Primer puesto: "Mansfield Park" y "Emma".
Segundo puesto: "Persuasión".
Tercer puesto: "Orgullo y prejuicio".
Cuarto puesto: "Sentido y sensibilidad".
Quinto puesto: "La abadía de Northanger".

Voy a explicar la razón por la que dejo compartido el primer puesto. La novela que más admiración me ha causado y que llegó a emocionarme por ser con ella más consciente que con ninguna otra del enorme talento que tenía esta escritora, fue "Mansfield Park". Hasta su final tan criticado a mí me pareció el más idóneo.

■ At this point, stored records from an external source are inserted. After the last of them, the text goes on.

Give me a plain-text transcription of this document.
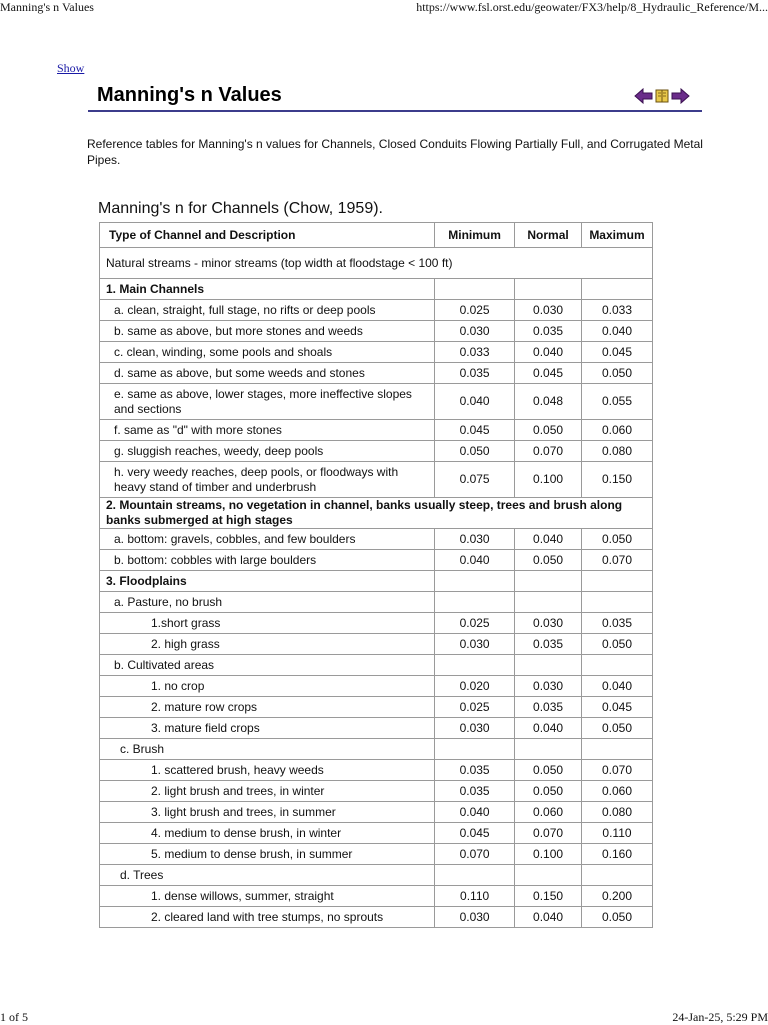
Manning's n Values	https://www.fsl.orst.edu/geowater/FX3/help/8_Hydraulic_Reference/M...
Show
Manning's n Values
Reference tables for Manning's n values for Channels, Closed Conduits Flowing Partially Full, and Corrugated Metal Pipes.
Manning's n for Channels (Chow, 1959).
Type of Channel and Description	Minimum	Normal	Maximum
Natural streams - minor streams (top width at floodstage < 100 ft)			
1. Main Channels			
a. clean, straight, full stage, no rifts or deep pools	0.025	0.030	0.033
b. same as above, but more stones and weeds	0.030	0.035	0.040
c. clean, winding, some pools and shoals	0.033	0.040	0.045
d. same as above, but some weeds and stones	0.035	0.045	0.050
e. same as above, lower stages, more ineffective slopes and sections	0.040	0.048	0.055
f. same as "d" with more stones	0.045	0.050	0.060
g. sluggish reaches, weedy, deep pools	0.050	0.070	0.080
h. very weedy reaches, deep pools, or floodways with heavy stand of timber and underbrush	0.075	0.100	0.150
2. Mountain streams, no vegetation in channel, banks usually steep, trees and brush along banks submerged at high stages			
a. bottom: gravels, cobbles, and few boulders	0.030	0.040	0.050
b. bottom: cobbles with large boulders	0.040	0.050	0.070
3. Floodplains			
a. Pasture, no brush			
1.short grass	0.025	0.030	0.035
2. high grass	0.030	0.035	0.050
b. Cultivated areas			
1. no crop	0.020	0.030	0.040
2. mature row crops	0.025	0.035	0.045
3. mature field crops	0.030	0.040	0.050
c. Brush			
1. scattered brush, heavy weeds	0.035	0.050	0.070
2. light brush and trees, in winter	0.035	0.050	0.060
3. light brush and trees, in summer	0.040	0.060	0.080
4. medium to dense brush, in winter	0.045	0.070	0.110
5. medium to dense brush, in summer	0.070	0.100	0.160
d. Trees			
1. dense willows, summer, straight	0.110	0.150	0.200
2. cleared land with tree stumps, no sprouts	0.030	0.040	0.050
1 of 5	24-Jan-25, 5:29 PM
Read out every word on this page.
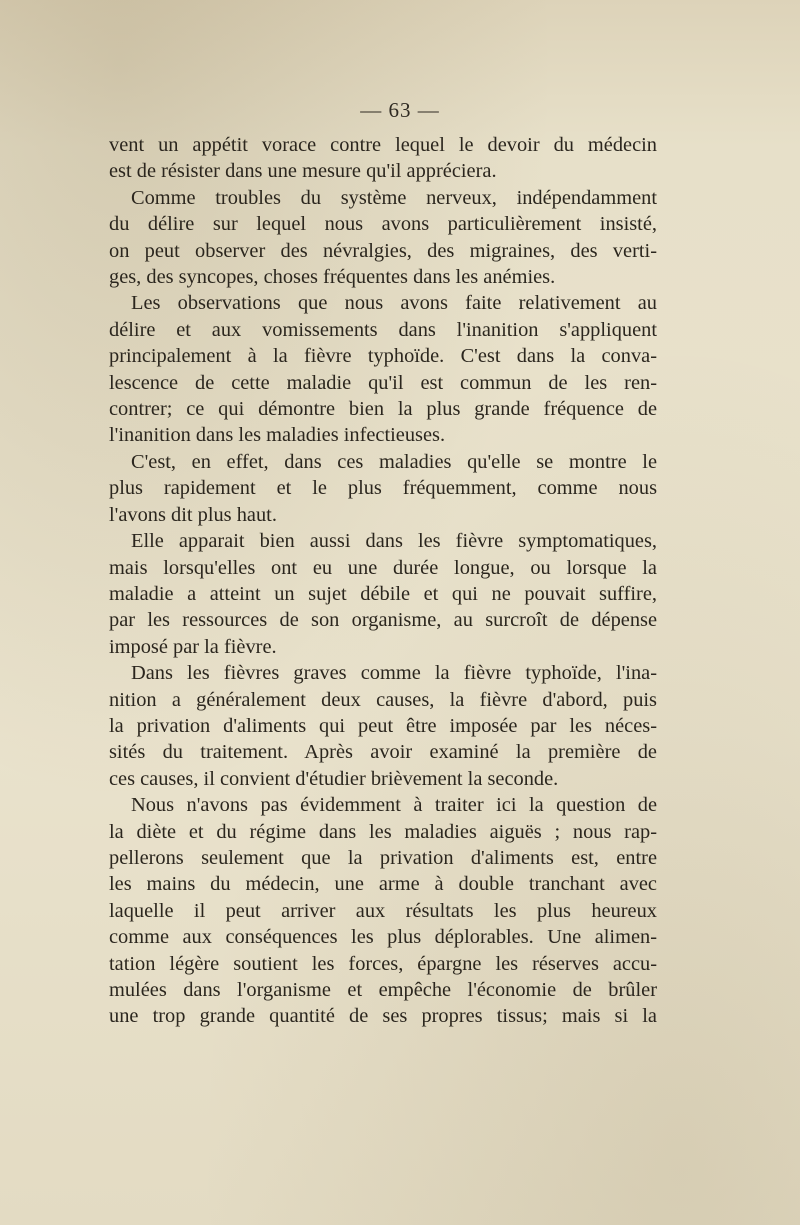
— 63 —
vent un appétit vorace contre lequel le devoir du médecin
est de résister dans une mesure qu'il appréciera.
Comme troubles du système nerveux, indépendamment
du délire sur lequel nous avons particulièrement insisté,
on peut observer des névralgies, des migraines, des verti-
ges, des syncopes, choses fréquentes dans les anémies.
Les observations que nous avons faite relativement au
délire et aux vomissements dans l'inanition s'appliquent
principalement à la fièvre typhoïde. C'est dans la conva-
lescence de cette maladie qu'il est commun de les ren-
contrer; ce qui démontre bien la plus grande fréquence de
l'inanition dans les maladies infectieuses.
C'est, en effet, dans ces maladies qu'elle se montre le
plus rapidement et le plus fréquemment, comme nous
l'avons dit plus haut.
Elle apparait bien aussi dans les fièvre symptomatiques,
mais lorsqu'elles ont eu une durée longue, ou lorsque la
maladie a atteint un sujet débile et qui ne pouvait suffire,
par les ressources de son organisme, au surcroît de dépense
imposé par la fièvre.
Dans les fièvres graves comme la fièvre typhoïde, l'ina-
nition a généralement deux causes, la fièvre d'abord, puis
la privation d'aliments qui peut être imposée par les néces-
sités du traitement. Après avoir examiné la première de
ces causes, il convient d'étudier brièvement la seconde.
Nous n'avons pas évidemment à traiter ici la question de
la diète et du régime dans les maladies aiguës ; nous rap-
pellerons seulement que la privation d'aliments est, entre
les mains du médecin, une arme à double tranchant avec
laquelle il peut arriver aux résultats les plus heureux
comme aux conséquences les plus déplorables. Une alimen-
tation légère soutient les forces, épargne les réserves accu-
mulées dans l'organisme et empêche l'économie de brûler
une trop grande quantité de ses propres tissus; mais si la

Fanny Price, te agrade más o menos, actúa en todo momento con la mayor coherencia según su carácter y sus circunstancias, sin que la autora fuerce un final que pudiera agradar más a sus lectores. No me quiero extender sobre ella, tenéis en mi cuenta una reseña que le escribí hace un tiempo. Pero es en "Emma" donde encontré al mejor personaje de todos los que conforman su obra. Con sus virtudes y defectos resulta divertida y muy interesante. Una maravilla de personaje. Además, en esta novela hay algo que me complació mucho, la buena relación que tiene con su hipocondriaco padre. Demuestra una ternura hacia él que no se encuentra en sus otras novelas.

Seguramente habrá una tercera lectura y entonces tal vez los puestos cambien de nuevo. Aunque creo que Emma siempre será mi personaje preferido, Anne el que más simpatía y comprensión me despierte y "Mansfield Park" la novela que me hizo llorar de pura admiración.

Texto y fotografía: Ana Martínez García.